The memo also highlights plans to “strengthen Buy American provisions,” “advance equity and support communities of color,” “expand access to health care,” and “restore dignity to our immigration system and our border policies” using executive actions, memos, and Cabinet directives.

“President-elect Biden will demonstrate that America is back and take action to restore America’s place in the world,” Klain writes.

For as much ground as the memo covers, however, there is at least one notable absence on the executive-action front: There’s no specific mention of the World Health Organization, which Biden has previously pledged to rejoin “on my first day as President.”

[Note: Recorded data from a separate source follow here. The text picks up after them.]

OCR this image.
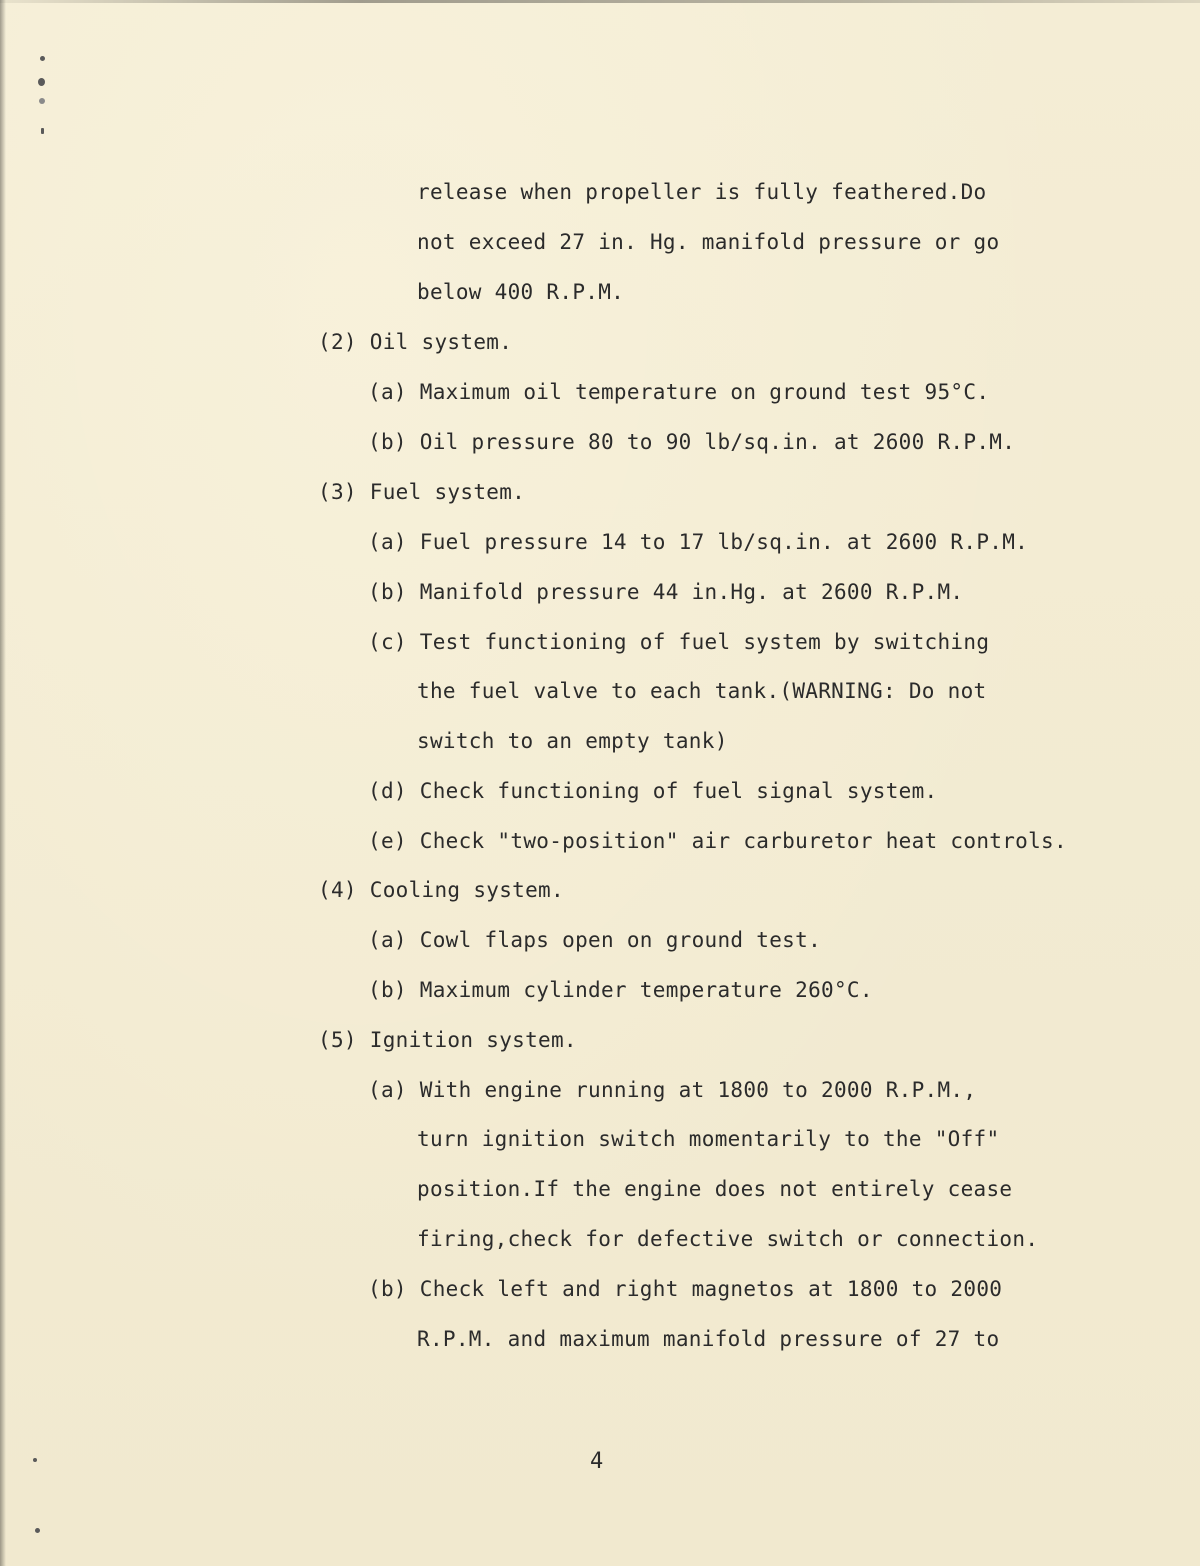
release when propeller is fully feathered.Do
not exceed 27 in. Hg. manifold pressure or go
below 400 R.P.M.
(2) Oil system.
(a) Maximum oil temperature on ground test 95°C.
(b) Oil pressure 80 to 90 lb/sq.in. at 2600 R.P.M.
(3) Fuel system.
(a) Fuel pressure 14 to 17 lb/sq.in. at 2600 R.P.M.
(b) Manifold pressure 44 in.Hg. at 2600 R.P.M.
(c) Test functioning of fuel system by switching
the fuel valve to each tank.(WARNING: Do not
switch to an empty tank)
(d) Check functioning of fuel signal system.
(e) Check "two-position" air carburetor heat controls.
(4) Cooling system.
(a) Cowl flaps open on ground test.
(b) Maximum cylinder temperature 260°C.
(5) Ignition system.
(a) With engine running at 1800 to 2000 R.P.M.,
turn ignition switch momentarily to the "Off"
position.If the engine does not entirely cease
firing,check for defective switch or connection.
(b) Check left and right magnetos at 1800 to 2000
R.P.M. and maximum manifold pressure of 27 to
4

In July 2020, Trump formally notified the United Nations that the US would withdraw from the WHO and no longer provide funding, accusing the organization of favoring China and mishandling the coronavirus pandemic. But that withdrawal has yet to take effect, leaving Biden a window of time in which to quickly rejoin the agency.

Biden is also preparing an ambitious legislative agenda

Early in the Biden presidential transition, his team was staring down the possibility of a presidency without unified control of government, which would have left executive action as one of the primary levers of power available to him.

Following a pair of Democratic victories in the Georgia Senate runoffs on January 5, however, things are looking somewhat brighter for Biden’s legislative agenda. With Sens.-elect Jon Ossoff and Raphael Warnock in the chamber, each party will have 50 votes — and once Vice President-elect Kamala Harris becomes the tie-breaking vote on January 20, Democrats will have the majority.

Though such a slim margin won’t make things easy for Biden, particularly as moderate Democrats such as West Virginia Sen. Joe Manchin continue to oppose ending the filibuster, it does mean Biden’s agenda has a real chance.

With the filibuster rule in place, legislation requires a filibuster-proof 60-vote majority to pass the Senate, meaning Biden and Senate Democrats will need at least some Republican support for their agenda — or pursue some policies through an obscure Senate loophole known as “budget reconciliation,” which allows certain legislation that affects primarily taxes and spending to pass with a simple majority. (Vox’s Dylan Matthews previously wrote an in-depth explainer on what Biden can accomplish with this method — including actions that could “transform American life dramatically.”)

But Biden’s ambitions are larger than those policies he could pass without GOP support. According to Klain’s memo on Saturday, Biden will push Congress to act on a day-one immigration bill, a recovery and jobs plan, and “legislation related to voting rights, the minimum wage, combatting violence against women, and more.”

Already this week, Biden proposed a $1.9 trillion economic stimulus and Covid-19 relief plandescribed as “a bridge toward economic recovery” — that calls for $400 billion in funding for the US coronavirus response and $1 trillion in direct relief.

The same plan would also hike the federal minimum wage to $15 per hour and expand the child tax credit, among a slew of other actions.

Details also emerged this week about Biden’s immigration plan, which would create a path to citizenship for more than 11 million undocumented immigrants and an expedited path for DREAMers, recipients of Temporary Protected Status, and essential workers. The proposal is ambitious, but like Biden’s Covid-19 relief plan, narrow margins in the Senate could make it difficult to pass.